La citation de Marie-Hélène Lafon placée en exergue donne le ton au recueil de poésie : « Toujours les chemins reviennent à eux, nous reviennent, donnés, ouverts ». Que la poétesse nous transporte au Mexique, à Gizeh, à Haïti ou encore à Montréal, l’Abitibi n’est jamais bien loin, comme en témoigne la strophe d’ouverture de l’œuvre : « Même au centre-ville / angle Saint-Laurent et Sainte-Catherine / on est quelque part en Abitibi / mon père et moi / et le ciel nous manque ».

Le voyage constitue d’ailleurs le fil conducteur du recueil, le déplacement s’avérant nécessaire à la création de ces « ciels métissés », qui font se côtoyer plusieurs espace-temps. Il en va ainsi du métro de Montréal, qui nous transporte dans un imaginaire abitibien : « Comme des mineurs / on descend dans les entrailles / de la terre lambrissée / de marbre et de béton ». En outre, difficile de représenter l’espace abitibien sans évoquer la fameuse traversée de la réserve faunique La Vérendrye, « [l]a route 117 [qui] n’en finit plus », ce passage obligé si familier aux gens de la région. Desjardins a aussi recours à des images dont la parenté avec celles de son recueil La 2e Avenue est certaine; il s’agit d’images de l’Abitibi minière, de l’Abitibi dévastée par la pollution, notamment dans ces vers qui mettent en scène Noranda : « Les dahlias de la Polonaise / flétrissent au soleil vert / shootés d’anhydride sulfureux // La fonderie s’époumone / pour bien nous mettre en garde / avant le cataclysme final ».
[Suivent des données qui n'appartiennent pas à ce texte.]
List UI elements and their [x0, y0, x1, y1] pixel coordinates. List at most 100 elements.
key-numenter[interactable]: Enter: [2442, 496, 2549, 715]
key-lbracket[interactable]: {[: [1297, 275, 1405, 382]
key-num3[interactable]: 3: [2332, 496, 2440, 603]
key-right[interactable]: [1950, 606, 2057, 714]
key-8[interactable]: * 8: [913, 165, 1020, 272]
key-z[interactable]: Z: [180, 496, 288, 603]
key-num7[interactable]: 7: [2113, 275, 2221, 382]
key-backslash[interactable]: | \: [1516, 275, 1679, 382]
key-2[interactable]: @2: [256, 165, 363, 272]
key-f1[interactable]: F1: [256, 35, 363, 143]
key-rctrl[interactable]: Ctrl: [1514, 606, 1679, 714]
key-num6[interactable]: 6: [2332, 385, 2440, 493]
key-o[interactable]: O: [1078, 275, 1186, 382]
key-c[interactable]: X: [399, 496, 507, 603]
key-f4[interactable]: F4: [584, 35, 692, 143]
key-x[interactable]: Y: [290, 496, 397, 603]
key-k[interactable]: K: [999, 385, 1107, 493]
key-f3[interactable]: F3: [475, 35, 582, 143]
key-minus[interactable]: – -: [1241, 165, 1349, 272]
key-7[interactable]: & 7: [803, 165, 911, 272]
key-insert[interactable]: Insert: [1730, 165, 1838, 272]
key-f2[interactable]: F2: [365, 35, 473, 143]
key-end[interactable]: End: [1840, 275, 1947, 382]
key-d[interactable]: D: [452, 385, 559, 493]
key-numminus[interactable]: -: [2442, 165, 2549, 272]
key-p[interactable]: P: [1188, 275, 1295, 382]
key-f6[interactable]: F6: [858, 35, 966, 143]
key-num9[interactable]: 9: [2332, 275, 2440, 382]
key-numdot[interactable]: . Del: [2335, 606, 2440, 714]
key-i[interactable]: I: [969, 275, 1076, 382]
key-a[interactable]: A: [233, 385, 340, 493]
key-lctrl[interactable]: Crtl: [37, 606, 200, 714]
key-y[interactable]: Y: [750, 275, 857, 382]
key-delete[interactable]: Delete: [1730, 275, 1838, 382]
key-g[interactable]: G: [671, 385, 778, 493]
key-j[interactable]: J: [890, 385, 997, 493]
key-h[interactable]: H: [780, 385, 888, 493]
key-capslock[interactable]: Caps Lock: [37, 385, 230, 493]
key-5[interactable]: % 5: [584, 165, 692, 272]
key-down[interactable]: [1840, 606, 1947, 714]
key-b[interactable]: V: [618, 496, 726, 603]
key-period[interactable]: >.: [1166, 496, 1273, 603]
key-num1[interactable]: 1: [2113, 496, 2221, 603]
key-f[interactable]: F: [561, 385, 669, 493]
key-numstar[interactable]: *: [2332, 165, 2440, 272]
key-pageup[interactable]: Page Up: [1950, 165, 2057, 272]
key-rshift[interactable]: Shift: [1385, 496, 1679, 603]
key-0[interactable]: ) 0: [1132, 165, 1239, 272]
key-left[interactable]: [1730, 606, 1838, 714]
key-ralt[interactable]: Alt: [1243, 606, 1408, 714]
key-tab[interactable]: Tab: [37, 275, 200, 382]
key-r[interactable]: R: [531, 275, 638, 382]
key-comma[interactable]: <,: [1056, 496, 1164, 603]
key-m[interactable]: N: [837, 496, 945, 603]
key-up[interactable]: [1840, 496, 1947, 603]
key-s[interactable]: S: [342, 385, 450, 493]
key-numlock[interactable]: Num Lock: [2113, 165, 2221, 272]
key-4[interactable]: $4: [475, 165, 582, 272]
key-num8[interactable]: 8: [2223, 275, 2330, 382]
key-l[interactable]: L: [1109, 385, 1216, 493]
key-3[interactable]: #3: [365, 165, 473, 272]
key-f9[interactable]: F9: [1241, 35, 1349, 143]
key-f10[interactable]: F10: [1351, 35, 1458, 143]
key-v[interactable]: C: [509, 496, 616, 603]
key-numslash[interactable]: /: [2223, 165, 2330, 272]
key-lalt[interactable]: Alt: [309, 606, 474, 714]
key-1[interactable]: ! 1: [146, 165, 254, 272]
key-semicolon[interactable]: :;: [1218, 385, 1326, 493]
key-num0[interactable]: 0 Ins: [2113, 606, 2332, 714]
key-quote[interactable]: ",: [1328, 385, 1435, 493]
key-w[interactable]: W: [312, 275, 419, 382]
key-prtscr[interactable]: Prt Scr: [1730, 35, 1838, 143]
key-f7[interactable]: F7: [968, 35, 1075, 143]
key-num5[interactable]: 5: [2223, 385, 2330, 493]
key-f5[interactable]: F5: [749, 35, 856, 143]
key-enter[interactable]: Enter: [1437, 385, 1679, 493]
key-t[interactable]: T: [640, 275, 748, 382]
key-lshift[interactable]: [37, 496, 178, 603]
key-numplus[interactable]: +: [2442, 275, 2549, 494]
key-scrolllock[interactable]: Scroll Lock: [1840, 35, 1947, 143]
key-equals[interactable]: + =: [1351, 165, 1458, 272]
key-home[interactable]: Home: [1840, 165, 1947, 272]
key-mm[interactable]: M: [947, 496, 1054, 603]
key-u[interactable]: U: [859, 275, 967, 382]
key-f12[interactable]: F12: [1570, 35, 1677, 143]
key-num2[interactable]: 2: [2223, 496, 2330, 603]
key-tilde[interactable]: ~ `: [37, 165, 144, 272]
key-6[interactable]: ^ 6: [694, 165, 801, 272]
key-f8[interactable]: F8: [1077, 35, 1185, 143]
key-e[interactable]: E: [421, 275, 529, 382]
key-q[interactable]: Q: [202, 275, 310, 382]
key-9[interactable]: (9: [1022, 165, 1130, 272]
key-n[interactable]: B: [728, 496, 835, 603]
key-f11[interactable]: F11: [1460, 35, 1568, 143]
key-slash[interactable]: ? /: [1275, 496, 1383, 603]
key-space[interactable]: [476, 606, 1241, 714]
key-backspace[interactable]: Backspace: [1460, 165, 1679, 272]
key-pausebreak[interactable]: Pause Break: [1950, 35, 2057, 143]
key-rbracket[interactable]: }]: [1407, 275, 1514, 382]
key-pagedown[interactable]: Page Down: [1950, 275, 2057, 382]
Pour l’auteure, l’Abitibi semble être d’abord et avant tout le pays de l’enfance, dont les souvenirs sont entre autres traversés par la musique country ‒ par l’entremise de Willie Lamothe et de Dolly Parton ‒ et la culture états-unienne, emblématiques du Noranda des années 50 qu’elle décrit aussi dans son roman La love. Ce sont des souvenirs doux-amers, marqués par les « bleus [du] cœur » et les « mots d’acier trempé », qui sont explorés dans les Ciels métissés. Tentative d’exorciser le passé ou vengeance sur la vie par l’écriture? Quoi qu’il en soit, l’« enfance stagnante » de la poétesse semble faire partie de sa poétique, alors qu’elle « revien[t] et revien[t] » dans sa région natale à travers ses œuvres.

Quoique souvent tourné vers les souvenirs d’enfance et de voyage, le recueil s’ouvre néanmoins sur l’avenir dans sa deuxième partie. La poétesse semble adresser certains vers à ses petits-enfants ‒ à qui elle dédie d’ailleurs l’ouvrage ‒ et leur écrit sur une note optimiste qu’ils sont les « bras ouverts / de tous les impossibles ». Heureusement, Louise Desjardins n’a probablement pas encore épuisé son chant d’amour-haine pour l’Abitibi; les dernières strophes de l’ouvrage semblent annoncer l’éternel retour vers cette terre qui fait partie intégrante de son imaginaire : « Mais il y a ce ciel / toujours trop beau / criblé d’étoiles cruelles / surplombant ce désert // Et cette blancheur ultime / pour tromper l’angoisse // À perte de vue / à perte de sens ».

Desjardins, Louise, Ciels métissés, Trois-Rivières, Écrits des Forges, coll. « Poésie », 2014, 75 p.